Post make and model of the TV and we can check on this.


----------



## gizmo_118 (May 18, 2005)

its not a Tv its a ntl digital TV box that plugs into the TV giving it digital TV. 

this is the box i have http://www.pacemicro.com/corporate/...llid=products_DCABLE&productID=DCABLE-DC221KN

edit: jusst found the remote control instruction book and model number:

NTL04gtwgb


----------



## UncleMacro (Jan 26, 2005)

That thing is described as a "Full-Feature Entry Level Set-top Box". The "entry level" part of it makes it highly likely that your remote is a run-of-the-mill infrared remote. Almost all remotes are infrared because they're cheap to make. RF remotes (ones using radio frequencies instead of infrared) are fairly expensive (US$100 for a cheap one). Unless they tell you that you have an RF remote you should assume that it's just a regular infrared remote. Infrared remotes get weak when the batteries are dying.


----------



## gizmo_118 (May 18, 2005)

ive tried many new batteries and even had a brand new remote sent. so wifi cant interfere with it? could it be the actual reciver on the box that is faulty?


----------



## UncleMacro (Jan 26, 2005)

Oops. I forgot to mention that infrared remotes are not affected by radio networks in anyway. Radio interference has no affect on infrared remotes.

edit:

The only thing which can affect infrared inteference-wise is other infrared light. Strong direct sunlight might affect it (I've never actually tried it) but you don't normally get that inside a house.

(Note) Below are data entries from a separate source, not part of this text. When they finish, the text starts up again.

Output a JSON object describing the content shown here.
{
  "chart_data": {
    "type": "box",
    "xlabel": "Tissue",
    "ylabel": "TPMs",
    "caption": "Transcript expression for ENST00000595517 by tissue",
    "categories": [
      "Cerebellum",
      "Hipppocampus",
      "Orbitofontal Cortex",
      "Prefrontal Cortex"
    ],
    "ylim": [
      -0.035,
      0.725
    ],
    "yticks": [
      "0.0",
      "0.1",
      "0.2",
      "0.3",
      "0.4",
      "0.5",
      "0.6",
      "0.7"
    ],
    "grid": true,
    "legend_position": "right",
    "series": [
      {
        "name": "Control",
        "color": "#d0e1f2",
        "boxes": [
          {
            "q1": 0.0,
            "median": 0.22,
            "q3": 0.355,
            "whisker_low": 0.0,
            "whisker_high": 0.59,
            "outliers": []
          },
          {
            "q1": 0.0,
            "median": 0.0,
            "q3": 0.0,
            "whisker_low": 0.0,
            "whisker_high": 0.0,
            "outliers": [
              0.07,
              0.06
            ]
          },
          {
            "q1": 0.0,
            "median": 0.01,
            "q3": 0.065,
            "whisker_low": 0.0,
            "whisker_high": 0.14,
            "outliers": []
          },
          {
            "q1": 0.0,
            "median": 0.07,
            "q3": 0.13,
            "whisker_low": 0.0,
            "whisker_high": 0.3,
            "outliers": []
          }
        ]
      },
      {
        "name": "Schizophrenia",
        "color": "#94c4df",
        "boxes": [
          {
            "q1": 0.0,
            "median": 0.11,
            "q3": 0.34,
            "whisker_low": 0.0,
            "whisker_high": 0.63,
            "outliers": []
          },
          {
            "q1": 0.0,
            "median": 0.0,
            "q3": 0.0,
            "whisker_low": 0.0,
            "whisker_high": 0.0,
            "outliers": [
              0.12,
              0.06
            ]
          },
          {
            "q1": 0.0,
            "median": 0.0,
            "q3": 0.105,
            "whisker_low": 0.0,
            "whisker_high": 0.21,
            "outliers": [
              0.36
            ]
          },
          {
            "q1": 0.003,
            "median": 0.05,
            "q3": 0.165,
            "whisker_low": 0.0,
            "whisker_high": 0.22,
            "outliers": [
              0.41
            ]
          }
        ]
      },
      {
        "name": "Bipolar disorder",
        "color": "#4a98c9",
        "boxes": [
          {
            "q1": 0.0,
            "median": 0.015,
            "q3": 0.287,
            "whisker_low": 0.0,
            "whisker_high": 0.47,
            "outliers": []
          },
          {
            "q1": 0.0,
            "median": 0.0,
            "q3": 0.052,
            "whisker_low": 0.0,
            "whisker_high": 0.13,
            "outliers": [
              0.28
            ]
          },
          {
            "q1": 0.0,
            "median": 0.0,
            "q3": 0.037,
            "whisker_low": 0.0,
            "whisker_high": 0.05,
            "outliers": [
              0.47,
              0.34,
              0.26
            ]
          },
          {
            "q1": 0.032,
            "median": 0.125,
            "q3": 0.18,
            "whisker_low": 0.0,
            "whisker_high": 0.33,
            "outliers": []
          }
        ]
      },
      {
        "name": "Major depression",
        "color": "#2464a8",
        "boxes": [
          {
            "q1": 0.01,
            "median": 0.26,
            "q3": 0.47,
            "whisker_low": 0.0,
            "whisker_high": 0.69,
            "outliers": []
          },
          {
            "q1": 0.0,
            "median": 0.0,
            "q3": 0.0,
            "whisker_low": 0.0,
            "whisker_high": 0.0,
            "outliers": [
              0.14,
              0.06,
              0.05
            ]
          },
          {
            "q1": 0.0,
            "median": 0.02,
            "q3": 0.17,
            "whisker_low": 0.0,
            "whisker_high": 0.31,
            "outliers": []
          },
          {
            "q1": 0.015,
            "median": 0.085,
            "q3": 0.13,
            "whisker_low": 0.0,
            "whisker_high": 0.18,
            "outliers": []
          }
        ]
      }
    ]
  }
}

You need the line-of-sight between the remote and the settop box to be clear for an infrared remote to work properly. If there's something in the way which isn't transparent to infrared light then it won't work. Your remote has an infrared LED (light emitting diode) which transmits the signal and your settop box has an infrared receiver which receives the signal. Sometimes you can see the little plastic tops of the transmitters and receivers sticking out the end of the remote (the end you point at the TV) and on the front of the settop box. Other times they'll just have a clear plastic plate over the infrared transmitters and receivers. Sometimes the plastic plates look a little reddish. Those plastic plates need to be clean for the infrared to get through. Since you've already tried a couple of remotes, it might be a good idea to look carefully at the settop box infrared receiver and make sure some gunk or dust isn't on it.

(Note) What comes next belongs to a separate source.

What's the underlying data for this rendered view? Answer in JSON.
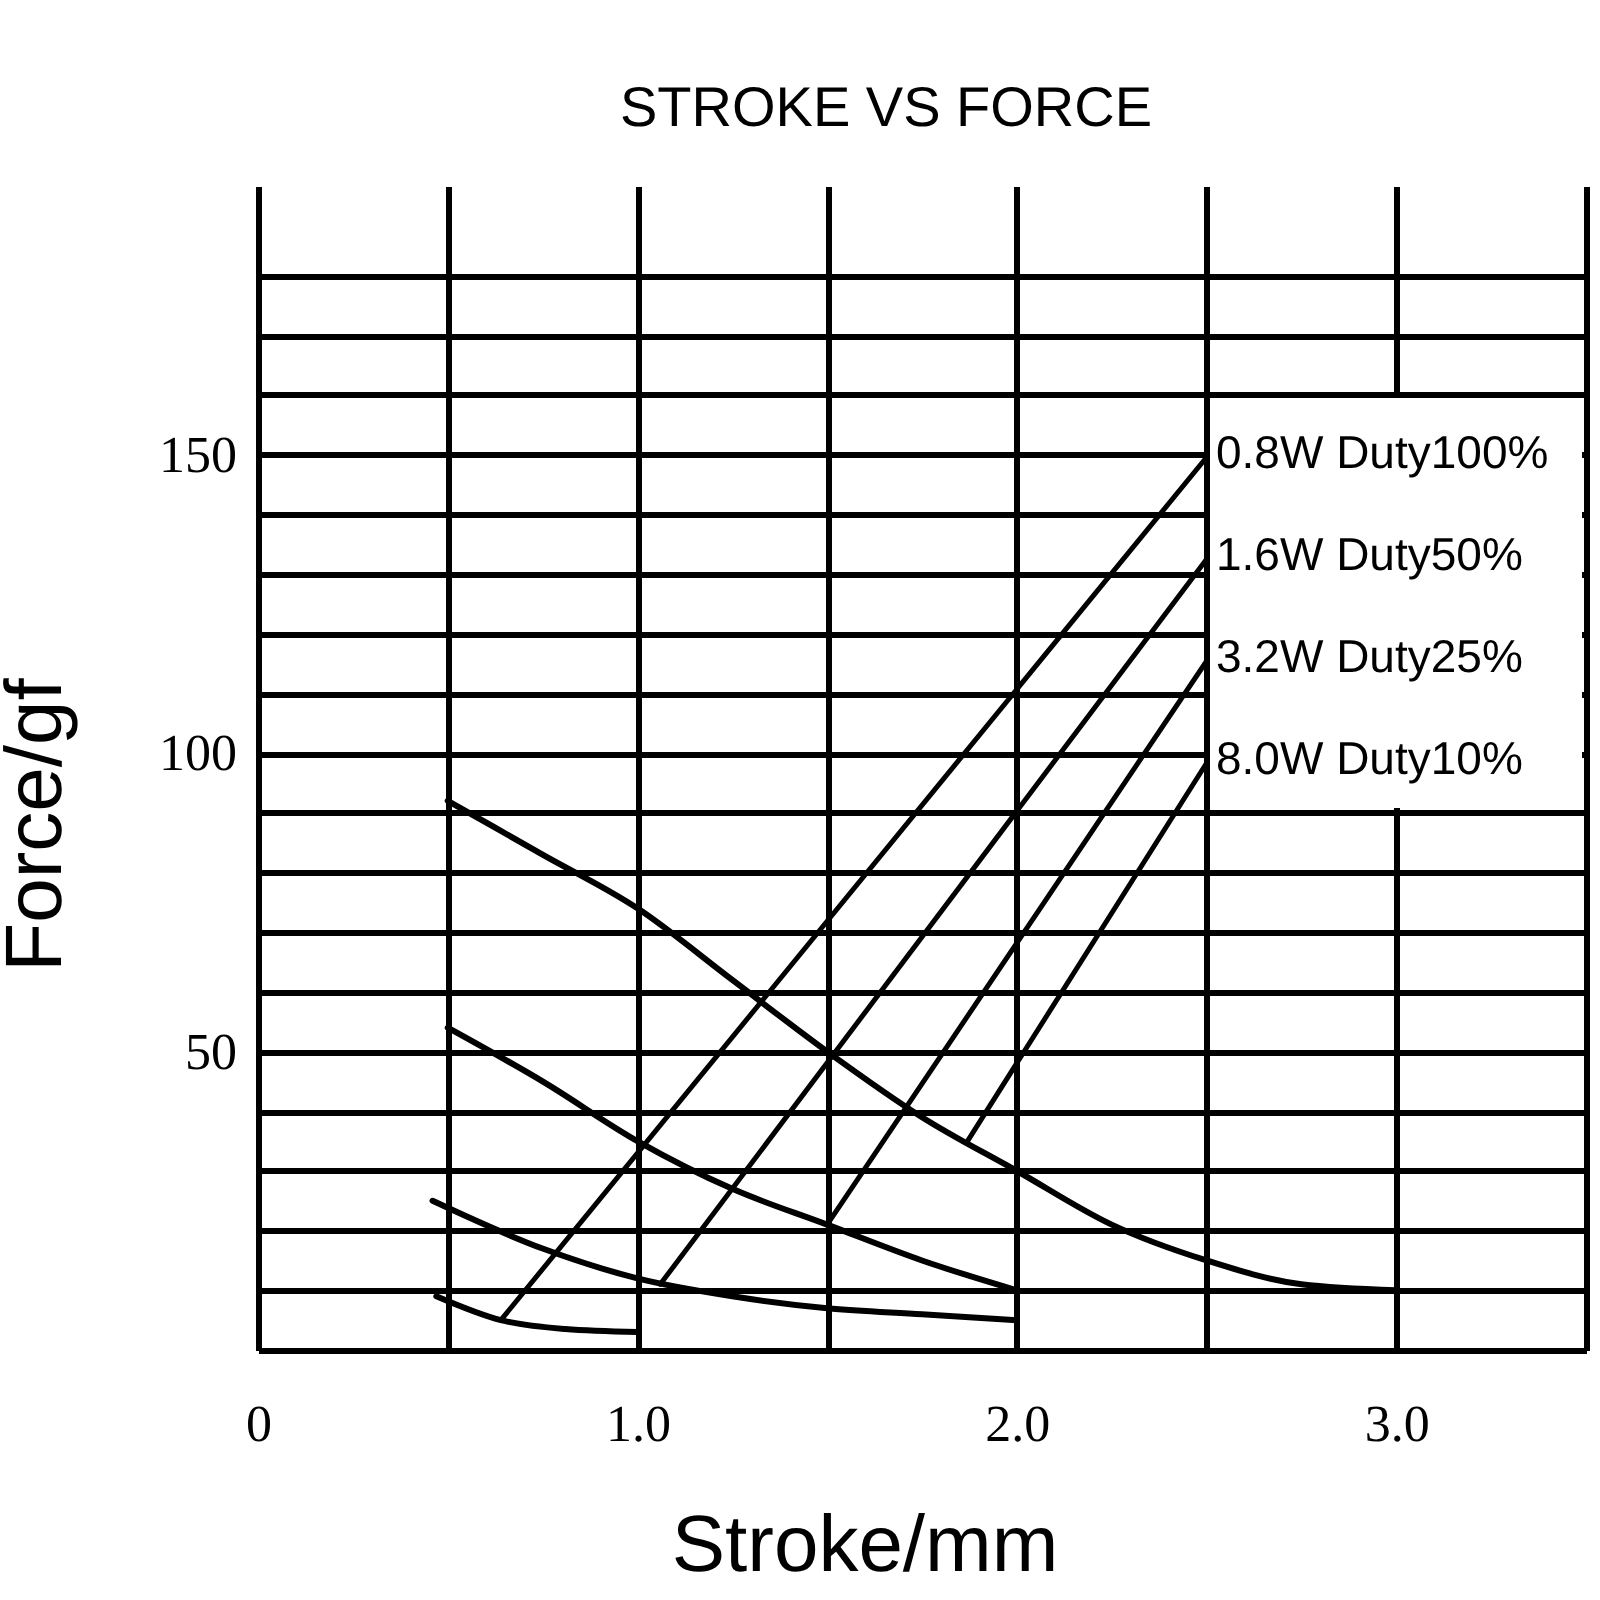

An infrared transmitter (the part in the remote) eventually gets weaker but only after 10000 hours on continuous use. That should never happen for a remote because it's off almost all the time. An infrared receiver doesn't ever wear out as far as I know. It's more likely to be dust or gunk that something with the infrared transmitter/receiver.


----------



## gizmo_118 (May 18, 2005)

just been playing around with the remote... if i have it on bbc1 which is channel number 101 i can go any distance in the room and turn the channel to anything once only. now i think it is deffinatly something messed up with the reciver. from any other channel i have to get very close for the remote to work.


----------



## UncleMacro (Jan 26, 2005)

Well, that's nothing to do with any infrared transmitter/receiver issue. I don't see how the channel would affect that. Even if you had an RF remote it shouldn't be affected by what channel you're on. It sounds like you may be stuck swapping settop boxes.


----------



## gizmo_118 (May 18, 2005)

well thanks for all your help and fast replys, il contact the people at ntl tomorw


----------



## dai (Jul 2, 2004)

try turning the power off at the wall to the box and then on again to reset it and then try it
i have had to do this with the pace satellite box on a couple of occasions before but with mine the remote would not work at all


----------